F-1 foreign student visas have long included an opportunity for college and university students to receive up to 12 months of work authorization called “optional practical training” (OPT), which could be used after graduation, in which case it is called post-completion OPT. Graduates working for U.S. employers pursuant to F-1 OPT often are sponsored by their employers for H-1B visas, which permit long-term, regular employment within qualifying occupations. The number of new H-1Bs that can be approved each year is limited by statute, and Congress has not changed the limit since 2004.
Due to overwhelming demand in 2008, the annual statutory cap on new H-1B visas (the “H-1B cap”) was reached on the first day that petitions for such visas could be submitted, prompting the U.S. Department of Homeland Security (DHS) to publish a regulation that, among other things, created a “STEM extension” to OPT – an extra 17 months of OPT work authorization for qualifying F-1s whose initial 12-month period of OPT was based on a degree in a STEM field (Science, Technology, Engineering, Math). DHS published its 2008 regulation as an “Interim Final Rule,” effective upon publication. Since then, qualifying F-1 students with STEM degrees have applied to DHS and been granted 17-month STEM OPT extensions, bringing their total OPT work authorization to 29 months.
In 2014, the Washington Alliance of Technology Workers (WashTech), a technology workers union, filed suit against DHS, challenging OPT in general, as well as STEM extensions. Most of WashTech’s claims were dismissed by the court, but the claim that DHS’s 2008 regulation failed to comply with the Administrative Procedures Act (APA) was successful. On August 12, 2015, the court ruled that DHS lacked justification in 2008 to dispense with the APA’s usual notice-and-comment requirement, i.e., the requirement that the public be given advance notice and an opportunity to comment on new regulations. Accordingly, the court issued a vacatur of (i.e. vacated) the 2008 regulatory provisions creating STEM OPT. To avoid disruption and hardship, however, the court stayed (postponed) the effective date of the vacatur until February 12, 2016, expecting that the six-month delay would give DHS time to introduce new regulations compliant with the APA.

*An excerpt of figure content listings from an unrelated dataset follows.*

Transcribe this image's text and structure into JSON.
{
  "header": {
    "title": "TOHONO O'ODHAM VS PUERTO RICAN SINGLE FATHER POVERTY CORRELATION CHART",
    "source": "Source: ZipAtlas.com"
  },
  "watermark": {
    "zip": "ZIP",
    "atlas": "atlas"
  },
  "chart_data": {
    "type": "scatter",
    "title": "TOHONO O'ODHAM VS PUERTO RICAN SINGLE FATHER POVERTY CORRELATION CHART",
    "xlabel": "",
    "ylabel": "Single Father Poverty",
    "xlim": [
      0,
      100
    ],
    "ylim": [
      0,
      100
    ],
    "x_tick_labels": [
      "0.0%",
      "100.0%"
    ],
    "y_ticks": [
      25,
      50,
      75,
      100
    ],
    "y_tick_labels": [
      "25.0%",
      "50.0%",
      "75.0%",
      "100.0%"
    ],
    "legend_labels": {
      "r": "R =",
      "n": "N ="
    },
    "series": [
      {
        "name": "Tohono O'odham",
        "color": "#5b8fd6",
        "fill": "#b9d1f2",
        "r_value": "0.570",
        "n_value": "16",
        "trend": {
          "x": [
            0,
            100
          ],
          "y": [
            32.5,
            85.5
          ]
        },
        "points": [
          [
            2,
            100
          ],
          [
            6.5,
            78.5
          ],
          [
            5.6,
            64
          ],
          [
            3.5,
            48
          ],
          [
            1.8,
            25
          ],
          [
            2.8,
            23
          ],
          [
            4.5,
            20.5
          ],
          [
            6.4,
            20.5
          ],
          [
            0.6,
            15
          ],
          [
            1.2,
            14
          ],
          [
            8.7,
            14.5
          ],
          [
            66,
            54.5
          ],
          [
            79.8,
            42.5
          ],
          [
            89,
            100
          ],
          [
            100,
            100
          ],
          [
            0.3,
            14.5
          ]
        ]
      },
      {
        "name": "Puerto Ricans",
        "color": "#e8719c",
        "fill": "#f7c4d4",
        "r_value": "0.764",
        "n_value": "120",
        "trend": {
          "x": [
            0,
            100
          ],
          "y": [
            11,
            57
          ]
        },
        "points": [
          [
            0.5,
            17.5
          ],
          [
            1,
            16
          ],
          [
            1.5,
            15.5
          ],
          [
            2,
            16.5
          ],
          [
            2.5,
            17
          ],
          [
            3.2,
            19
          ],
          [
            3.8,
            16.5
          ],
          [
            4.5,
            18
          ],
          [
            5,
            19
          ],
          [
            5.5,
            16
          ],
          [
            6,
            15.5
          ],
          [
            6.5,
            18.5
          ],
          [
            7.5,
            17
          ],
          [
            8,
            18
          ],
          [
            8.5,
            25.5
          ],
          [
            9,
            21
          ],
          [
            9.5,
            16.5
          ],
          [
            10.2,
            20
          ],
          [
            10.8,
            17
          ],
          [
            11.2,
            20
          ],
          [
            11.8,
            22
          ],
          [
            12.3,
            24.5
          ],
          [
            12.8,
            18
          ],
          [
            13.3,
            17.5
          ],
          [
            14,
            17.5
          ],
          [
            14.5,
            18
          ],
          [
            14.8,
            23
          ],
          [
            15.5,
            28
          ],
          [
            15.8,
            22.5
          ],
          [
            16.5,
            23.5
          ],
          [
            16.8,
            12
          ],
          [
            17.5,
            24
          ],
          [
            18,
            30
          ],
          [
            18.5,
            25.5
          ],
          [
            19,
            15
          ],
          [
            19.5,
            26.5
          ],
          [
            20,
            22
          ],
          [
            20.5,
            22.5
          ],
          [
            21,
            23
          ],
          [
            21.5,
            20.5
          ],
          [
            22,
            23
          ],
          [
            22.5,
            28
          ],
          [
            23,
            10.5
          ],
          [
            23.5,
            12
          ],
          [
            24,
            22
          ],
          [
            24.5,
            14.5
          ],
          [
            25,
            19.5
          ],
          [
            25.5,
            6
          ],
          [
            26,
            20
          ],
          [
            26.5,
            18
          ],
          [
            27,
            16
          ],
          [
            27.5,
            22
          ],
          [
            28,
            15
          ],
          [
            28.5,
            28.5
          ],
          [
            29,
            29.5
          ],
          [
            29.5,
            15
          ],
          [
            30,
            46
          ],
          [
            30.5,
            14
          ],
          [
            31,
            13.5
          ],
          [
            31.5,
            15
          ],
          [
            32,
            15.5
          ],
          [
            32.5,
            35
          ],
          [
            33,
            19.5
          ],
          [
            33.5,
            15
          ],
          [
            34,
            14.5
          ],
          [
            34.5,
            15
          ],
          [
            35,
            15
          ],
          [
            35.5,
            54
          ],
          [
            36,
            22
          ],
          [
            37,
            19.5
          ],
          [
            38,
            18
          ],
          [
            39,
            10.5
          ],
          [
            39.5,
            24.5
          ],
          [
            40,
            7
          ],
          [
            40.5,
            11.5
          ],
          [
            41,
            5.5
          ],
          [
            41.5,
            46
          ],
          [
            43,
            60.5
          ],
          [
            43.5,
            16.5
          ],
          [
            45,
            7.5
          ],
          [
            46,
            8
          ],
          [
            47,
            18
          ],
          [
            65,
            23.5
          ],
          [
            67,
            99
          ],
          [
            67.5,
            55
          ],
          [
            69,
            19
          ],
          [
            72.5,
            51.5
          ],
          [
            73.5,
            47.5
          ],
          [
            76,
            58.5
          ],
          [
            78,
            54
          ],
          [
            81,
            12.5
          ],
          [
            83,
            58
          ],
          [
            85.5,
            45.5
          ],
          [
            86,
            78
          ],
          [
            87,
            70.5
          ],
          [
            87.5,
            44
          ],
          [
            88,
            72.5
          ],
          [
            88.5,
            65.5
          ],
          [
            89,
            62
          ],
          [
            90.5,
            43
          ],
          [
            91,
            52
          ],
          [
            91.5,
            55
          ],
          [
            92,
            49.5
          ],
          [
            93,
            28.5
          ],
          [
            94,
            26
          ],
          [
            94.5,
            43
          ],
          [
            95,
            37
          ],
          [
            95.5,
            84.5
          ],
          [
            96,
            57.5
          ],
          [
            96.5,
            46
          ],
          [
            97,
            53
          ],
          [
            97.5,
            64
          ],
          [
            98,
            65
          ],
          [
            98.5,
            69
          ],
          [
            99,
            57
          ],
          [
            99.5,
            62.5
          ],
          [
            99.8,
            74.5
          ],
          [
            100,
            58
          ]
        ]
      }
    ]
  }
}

DHS introduced a proposed regulation on STEM OPT on October 19, 2015, with a 30-day public comment period. The proposed regulation differs from the 2008 regulation, and DHS received ~50,500 comments. The proposal would make STEM OPT extensions available to more F-1 students and lengthen the STEM OPT extension from 17 months to 24 months. It would also impose requirements on employers to provide detailed training plans for STEM OPT employees, to make attestations regarding employee compensation and layoffs, and to submit to compliance reporting and auditing. (The proposed rule also reaffirms “cap-gap” work authorization for certain individuals with a gap between their F-1 status and an awaited change-of-status to H-1B. The “cap-gap” provisions of DHS’s 2008 regulation were not included in the federal court’s vacatur in the WashTech case.)
Based on the unexpectedly large number of comments DHS received in response to its proposed rule, it asked the WashTech court to postpone the effective date of its vacatur until May 10, 2016. On January 23, 2016, the court granted DHS’s motion.
We will be providing further information on the WashTech litigation and DHS regulatory actions as it becomes available.